The previous examples relate to cold hammering. It Therefore, the question arises whether technically very much More common types of deformation, such as cold rolling, cold drawing and cold pilgrims, also such strong variations in deformation or not.

For a direct comparison of the deformation caused by cold hammers and cold rolling became a flat bar of the same material with the Dimensions 6 × 20 mm on a roll stand by 30, 50, 70 or 80% deformed.  

The HV30 impressions are not suitable for capturing subtle variations in the deformation behavior. For this reason, low load hardness values HV1 were measured over the sample thickness and width of the rolled samples. The results are shown in Fig. 7a + b, they also indicate inhomogeneous deformation.
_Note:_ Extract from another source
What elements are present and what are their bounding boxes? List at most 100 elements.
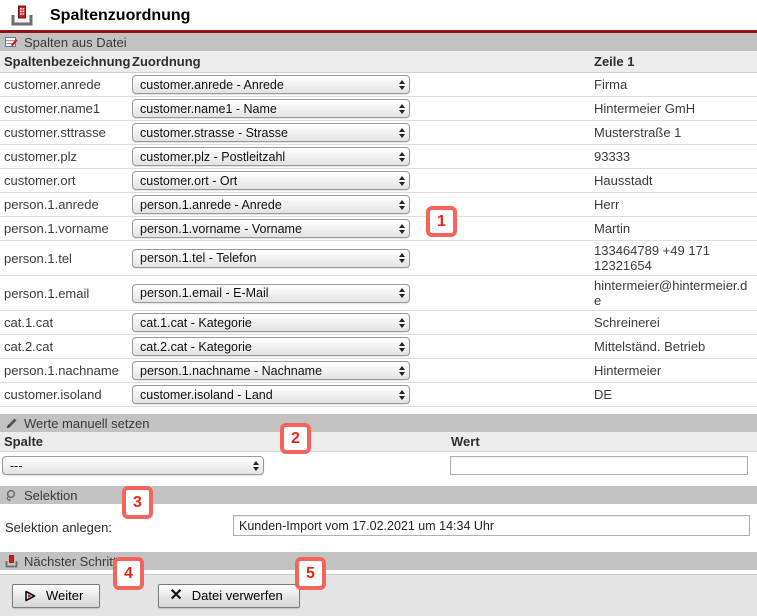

For KV grades 50% there is a stronger deformation in the middle of the sample, which is in line with corresponding measurements on 50% cold pilgered fuel box profiles. Hardness points positioned along the middle fiber also show a variation in hardness values across the sample width, which only disappears at relatively high degrees of deformation (<50%).
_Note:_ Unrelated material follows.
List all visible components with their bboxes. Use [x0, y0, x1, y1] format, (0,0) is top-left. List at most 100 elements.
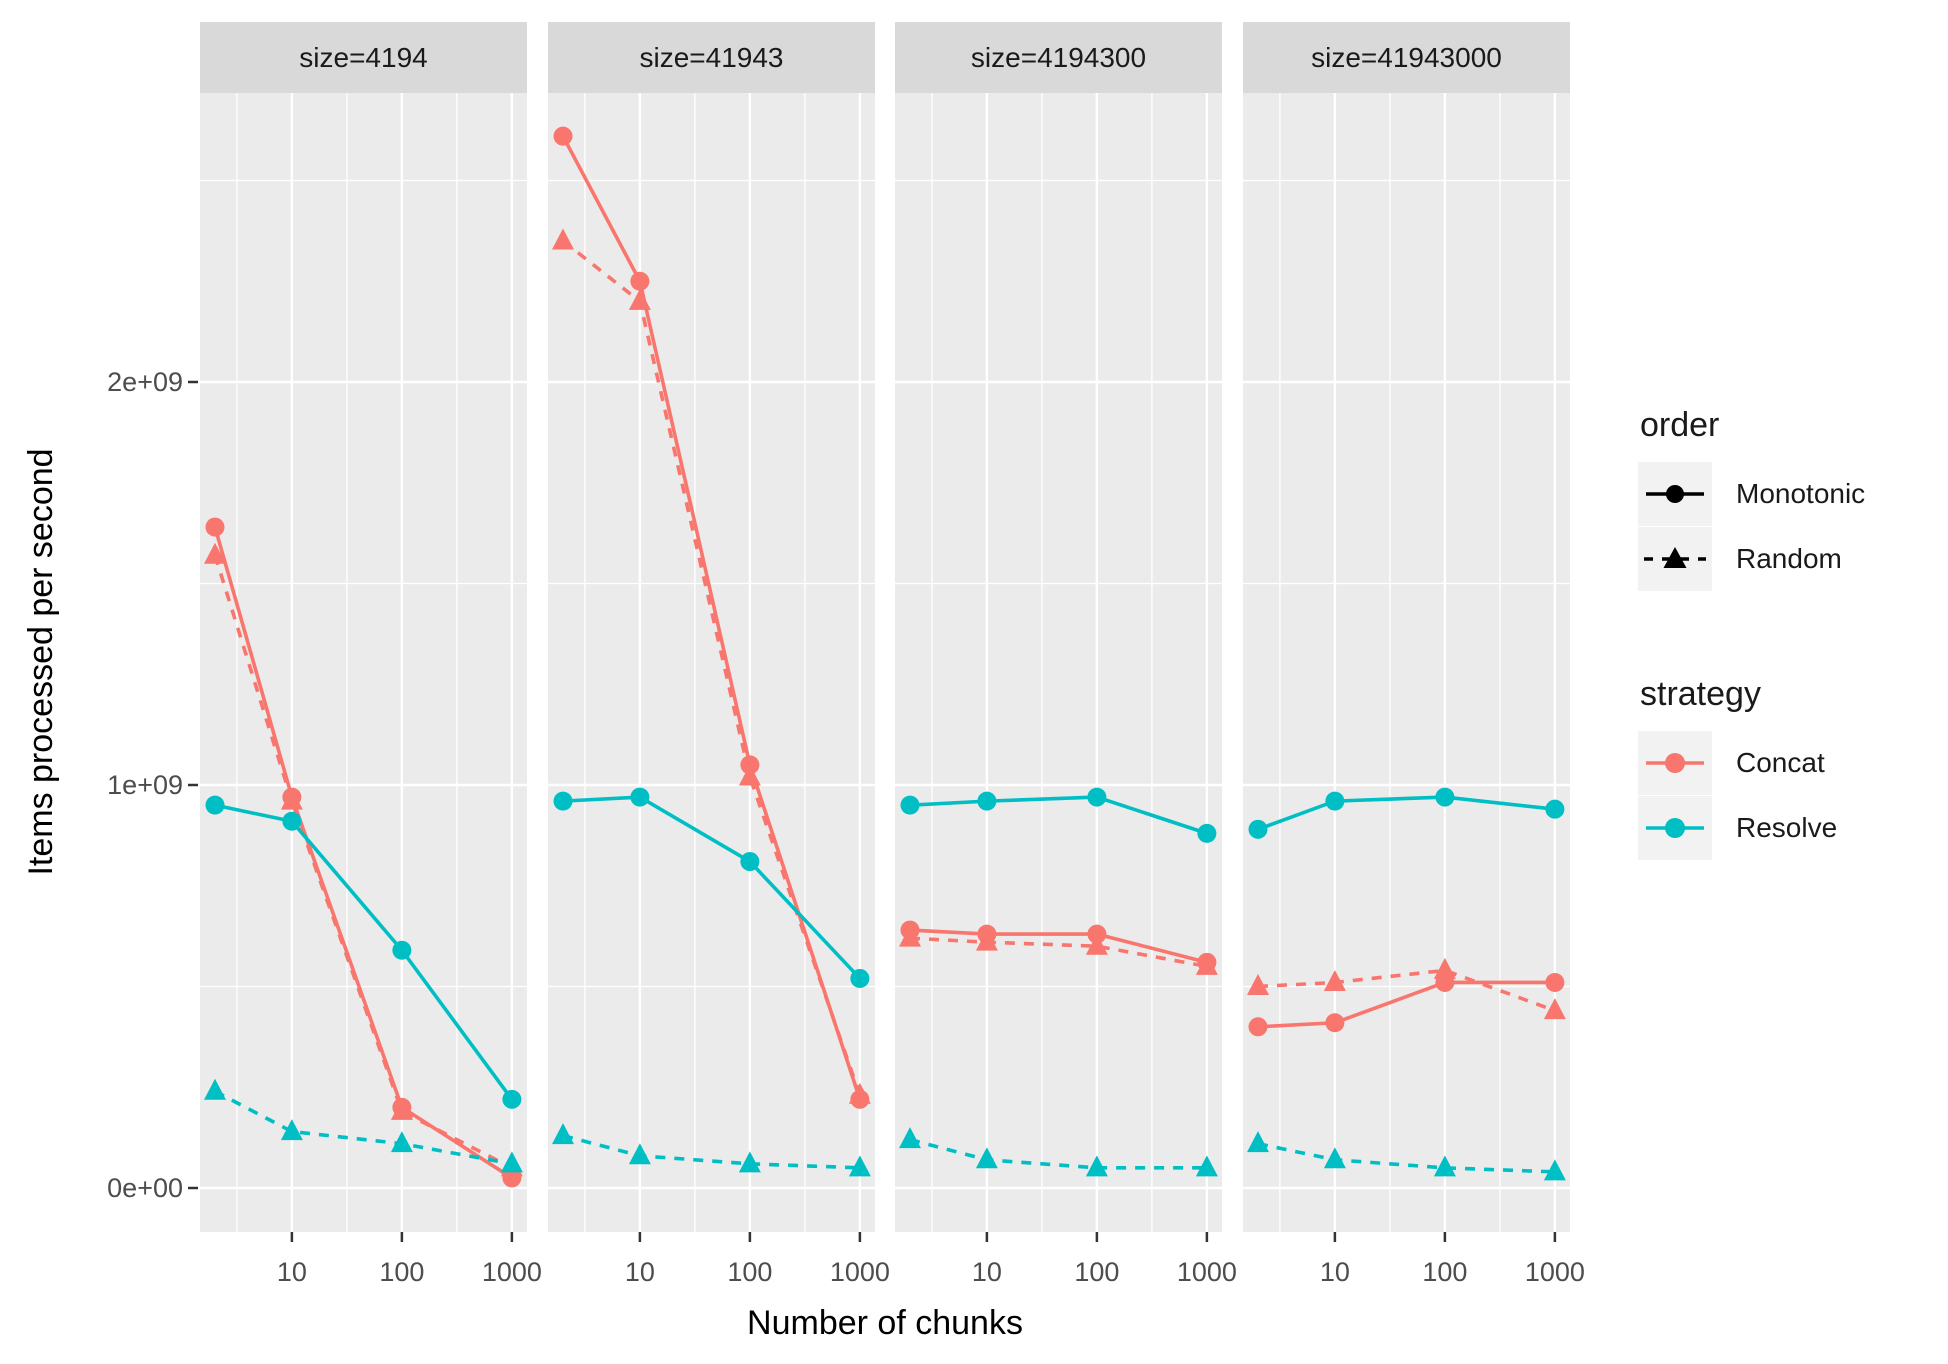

The influence of tempering heat treatment between 700 and 780 ° C on hardness and softening as well as on microstructural changes was investigated on the cold rolled samples. Fig. 8 shows the drop in hardness depending on the previous degree of deformation as a function of annealing temperature. By the way, metallographic examinations of these samples, in good agreement with corresponding statements for cold-hammered and subsequently tempered samples, show that recrystallization is observed on all the samples which have dropped to hardness values HV30210 after a two-hour annealing. On the other hand, this means that for a cold deformation of 30% in the covered temperature range, there is no recrystallization, but a tempering structure. The resulting statements about which critical degrees of deformation lead to recrystallization at the different temperatures are practically identical to the numbers given above for cold hammered samples.

Claims (3)

1. Method for producing workpieces from 9 to 12% martensitic, temperable chrome steel by machining a semi-finished product, in which the semi-finished product follows a sequence of steps

• a) cold working with an average degree of cold working ε,
• b) Annealing and subsequent to it
• c) is subjected to a heat treatment process instead of the last annealing,

characterized in that

• d) steps a) and b) are carried out with such a degree of cold deformation ε and at such an annealing temperature that
• d1) either the maximum degree of cold deformation ε _max occurring in steps a) below the critical degree of cold deformation for recrystallization at tempering temperature
• d2) or the minimum degree of cold deformation ε _min occurring in steps a) is above the critical degree of cold deformation for recrystallization at the annealing temperature.

2. The method according to the preamble of claim 1, characterized in that in the event that the maximum degree of cold deformation ε _max occurring in steps a) above and the minimum degree of cold deformation ε _min occurring in steps a) below the critical degree of cold deformation for recrystallization Tempering temperature is, instead of the tempering annealing heat treatment is carried out.